I believe Poland was hit harder, but I could be wrong. Also, after watching an interview you did about your upcoming Heinrich Himmler book, in which you say that the Nazis were not going to play nice with Jews or anyone else because Germany was being mercilessly bombed, could you not say the same for the Soviet Union, and how it was obviously not going to treat the Germans well, given the nature of the war being waged in Eastern Europe?
The Nazi treatment of Soviet POWS inevitably led to similar treatment of German POWs in Red Army hands. I think it goes both ways.
David Irving writes:
THE bombing of Warsaw and Rotterdam were no precedents for the RAF's saturation bombing campaign; both cities were attacked for military tactical reasons, as is well established in the records. Winston Churchill in his six-volume history The Second World War subsequently claimed that "thirty thousand civilians" were killed in the Rotterdam raid on May 14, 1940. The city officials told me the actual figure was around 900, mostly from fires caused by the blazing margarine factory.
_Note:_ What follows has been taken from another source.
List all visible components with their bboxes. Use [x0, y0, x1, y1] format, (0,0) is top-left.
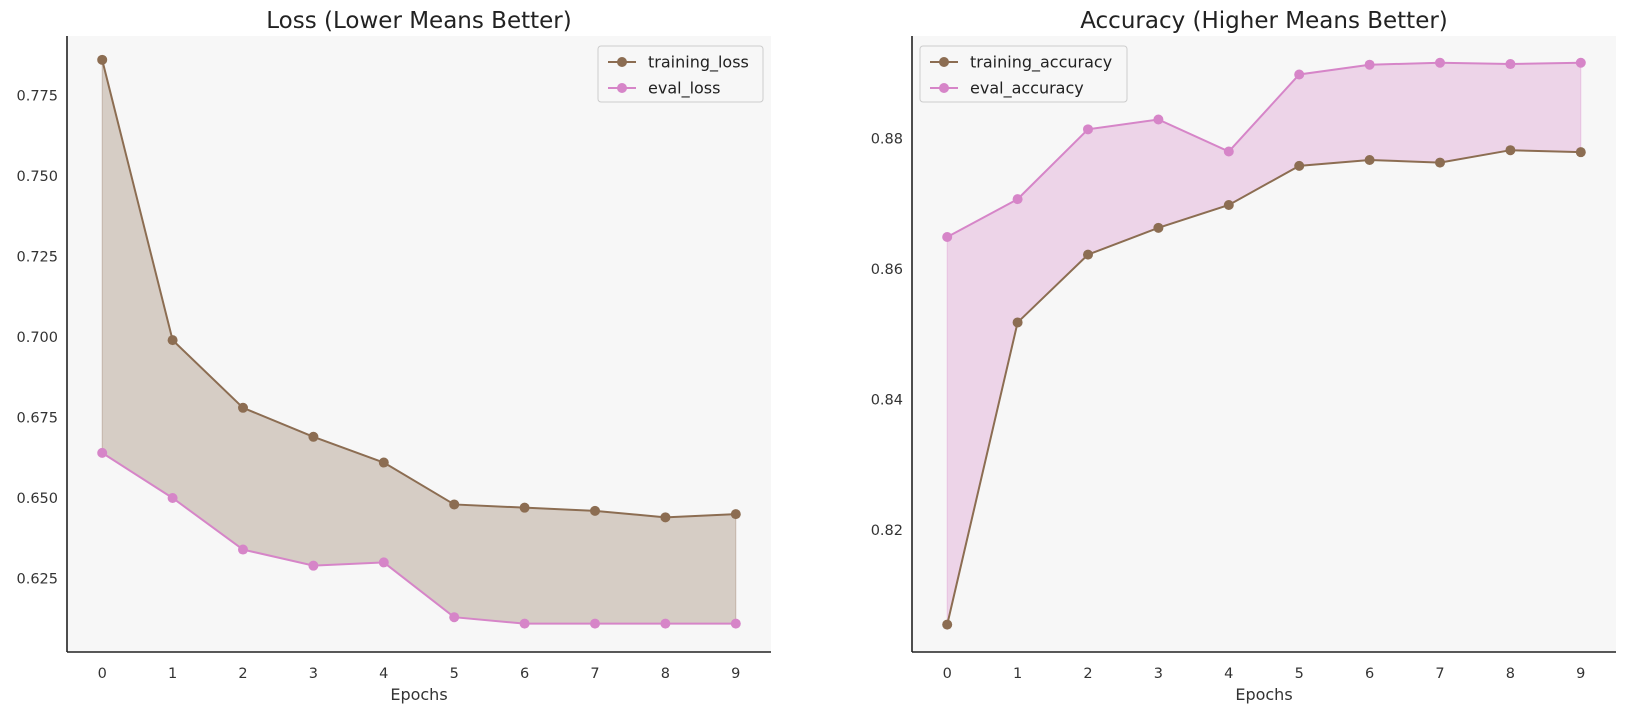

As for the Soviet and Nazi treatment of prisoners of war; Stalin in his wisdom had refused to sign the Geneva Convention on prisoners, so in the eastern campaign the gloves were off for both sides. Not many historians appreciate this legal point.
Perhaps the OSS agent in the Vatican was Myron Taylor, the US special envoy to the Holy See? His papers are now at Syracuse University, NY, where I consulted them for my Churchill biography.